J’aime ce soleil qui entre dans mon appartement, dans ce petit espace à moi, qui me ressemble.
J’aime avoir quelqu’un qui fait cela pour moi : qui a rangé, nettoyé, parfumé, préparé, cuisiné. Avec amour. Qui est là quand je veux. Qui part quand j’ai envie d’être seule.
J’aime ne pas avoir quelqu’un qui fait cela pour moi.
J’aime avoir les deux.
J’aime ne pas rendre de comptes.
J’aime ne rien faire.
Mais j’aime qu’on me remercie d’avoir fait.
Je préfère qu’on me remercie.
Donc je préfère avoir fait.
Mais j’ai rarement envie de faire.
C’est la paresse.
J’aime appartenir à quelqu’un, mais je ne veux pas qu’on me possède.
J’aime posséder quelqu’un, mais il paraît que ce n’est pas possible.
J’aime l’idée de me donner à lui, mais comme il ne me prend pas vraiment, cela ne me coûte pas grand-chose.
J’aime regarder autour de moi et que cela soit propre, net, épuré.
Je n’aime pas que le temps me prenne trop de temps.
J’aime prendre le temps d’aller choisir ce qu’il faut, de mettre de l’ordre et faire du beau, en moi, autour de moi, par moi.
Je n’aime pas que cela soit incompatible avec prendre le temps de faire mon travail.
Je n’aime pas être angoissée par l’idée de ce que j’ai à faire.
Je n’aime pas avoir une boule au ventre à l’idée d’être attendue, pour un cours, un papier, une œuvre, une production, une note, une bête obligation.
Je n’aime pas sentir cette boule fuir dans une autre angoisse, quand je vois un nom qui s’affiche, ou ne s’affiche pas, sur mon écran, sur mon téléphone.
Je n’aime pas penser à l’amour quand je devrais travailler.
Je n’aime pas penser au travail quand je voudrais aimer.
Je n’aime pas devoir penser à l’argent, et devoir en gagner.
J’aime être invitée.
J’aime qu’on paye pour moi.
J’aime qu’on m’offre des cadeaux.
J’aime être belle pour un homme.
J’aime être belle par un homme.
Je n’aime pas acheter quelque chose pour être belle, pour lui plaire, et qu’il ne soit pas là.
Je n’aime pas faire quelque chose pour lui plaire, comme on essaierait de se vendre.
J’aime quand il m’offre quelque chose pour être belle, pour lui plaire, et qu’il est là.
J’aime être courtisée et gâtée.
Je n’aime pas sentir une attente en retour.
Je n’aime pas sentir le reproche, la frustration, la déception, la colère, dans la voix, les gestes, les regards de celui qui offre et qui ne reçoit pas, sauf ma joie.
Je n’aime pas devoir accorder mes faveurs en échange de leurs attentions, alors je ne le fais pas.
Je n’aime pas me sentir coupable.
Je n’aime pas décider d’être libre puis regretter le revers de la médaille.
Je n’aime pas quand ils m’embrassent et que je ne ressens rien, sinon ma gêne, ma neutralité, mon indifférence.
Je n’aime pas quand leurs mains se posent sur mon corps et que ma seule vibration est un mouvement de fuite.

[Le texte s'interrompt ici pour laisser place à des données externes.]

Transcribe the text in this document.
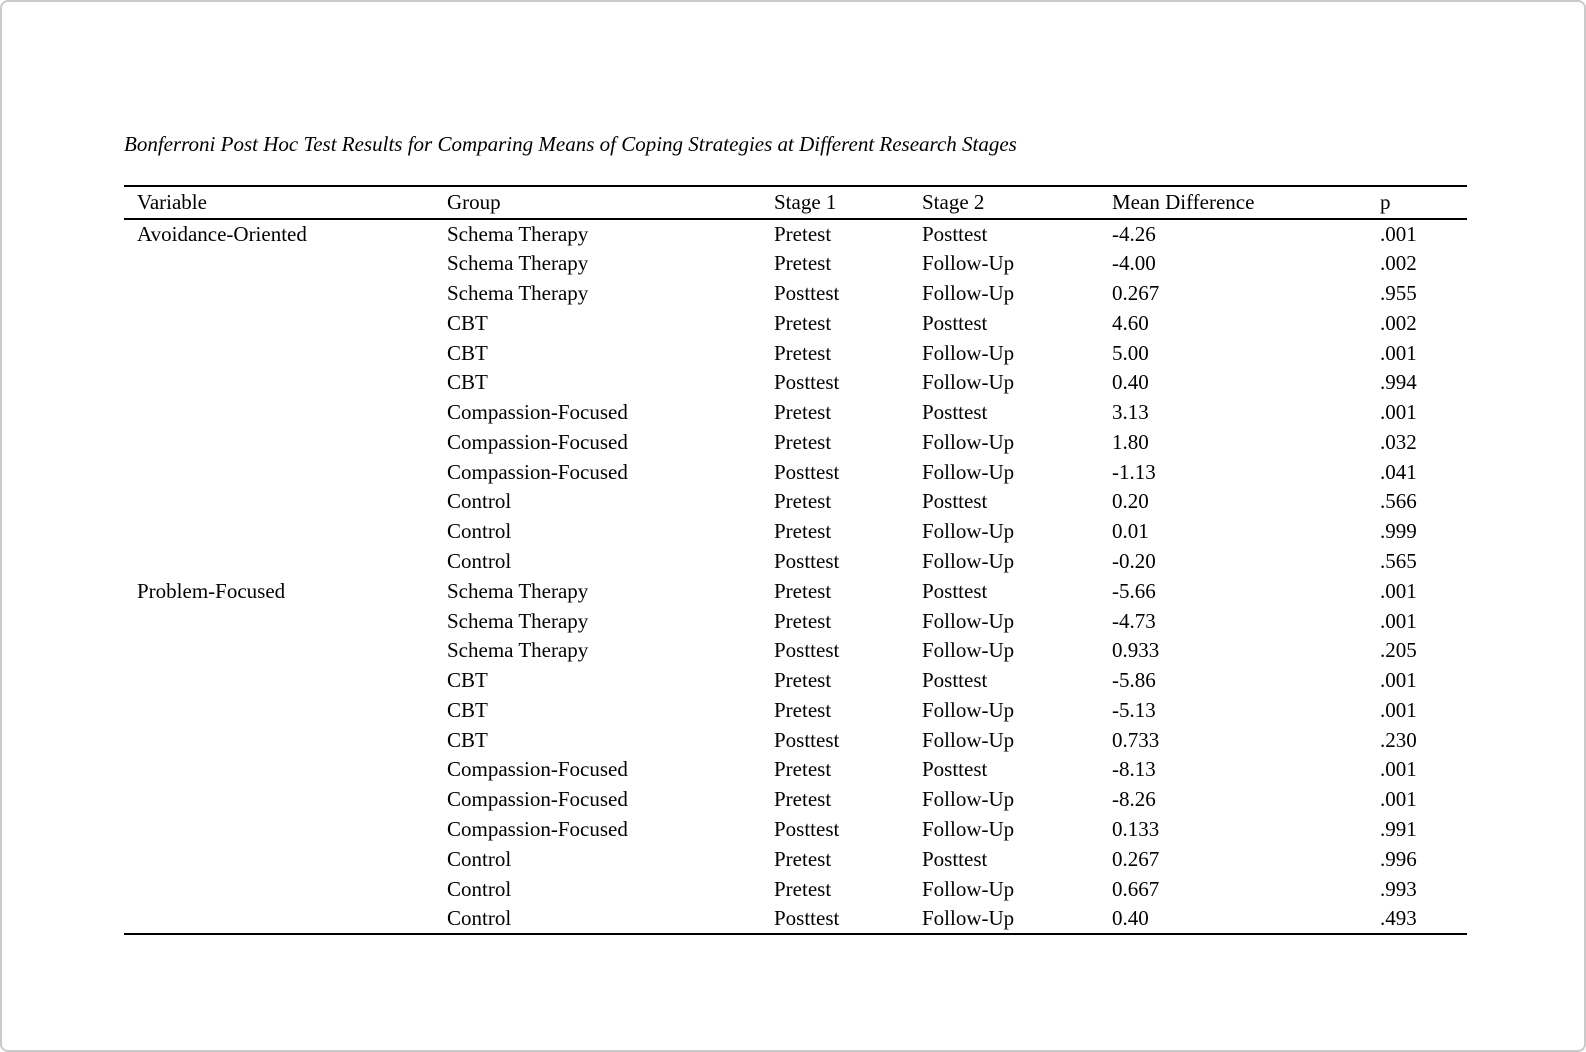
Bonferroni Post Hoc Test Results for Comparing Means of Coping Strategies at Different Research Stages
Variable	Group	Stage 1	Stage 2	Mean Difference	p
Avoidance-Oriented	Schema Therapy	Pretest	Posttest	-4.26	.001
	Schema Therapy	Pretest	Follow-Up	-4.00	.002
	Schema Therapy	Posttest	Follow-Up	0.267	.955
	CBT	Pretest	Posttest	4.60	.002
	CBT	Pretest	Follow-Up	5.00	.001
	CBT	Posttest	Follow-Up	0.40	.994
	Compassion-Focused	Pretest	Posttest	3.13	.001
	Compassion-Focused	Pretest	Follow-Up	1.80	.032
	Compassion-Focused	Posttest	Follow-Up	-1.13	.041
	Control	Pretest	Posttest	0.20	.566
	Control	Pretest	Follow-Up	0.01	.999
	Control	Posttest	Follow-Up	-0.20	.565
Problem-Focused	Schema Therapy	Pretest	Posttest	-5.66	.001
	Schema Therapy	Pretest	Follow-Up	-4.73	.001
	Schema Therapy	Posttest	Follow-Up	0.933	.205
	CBT	Pretest	Posttest	-5.86	.001
	CBT	Pretest	Follow-Up	-5.13	.001
	CBT	Posttest	Follow-Up	0.733	.230
	Compassion-Focused	Pretest	Posttest	-8.13	.001
	Compassion-Focused	Pretest	Follow-Up	-8.26	.001
	Compassion-Focused	Posttest	Follow-Up	0.133	.991
	Control	Pretest	Posttest	0.267	.996
	Control	Pretest	Follow-Up	0.667	.993
	Control	Posttest	Follow-Up	0.40	.493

Quand ils insistent et que le malaise monte.
Que je m’invente compliquée pour ménager leur peine d’amour-propre.
Je n’aime pas la tristesse qui m’envahit quand l’absence de désir me submerge par le vide.
Je n’aime pas cette peur qui me saisit quand il me montre son envie de moi, qu’il me demande de décider et que je ne sais plus.
Je n’aime pas quand il me donne le choix et qu’il me faut alors écouter mon envie.
Et qu’en toute lucidité je suis bien forcée d’admettre que non, je ne veux pas.
J’aime quand il ne me laisse pas le choix et me force à le désirer.
J’aime quand il ne me guette pas.
J’aime quand il est entendu que c’est ainsi.
Je n’aime pas quand il ne me laisse pas le choix et que malgré tout, non, cela ne vient pas.
Je n’aime pas ne pas dire un mot, ainsi consentir, rester froide, glaciale, ou mécanique, et qu’il ne le remarque pas.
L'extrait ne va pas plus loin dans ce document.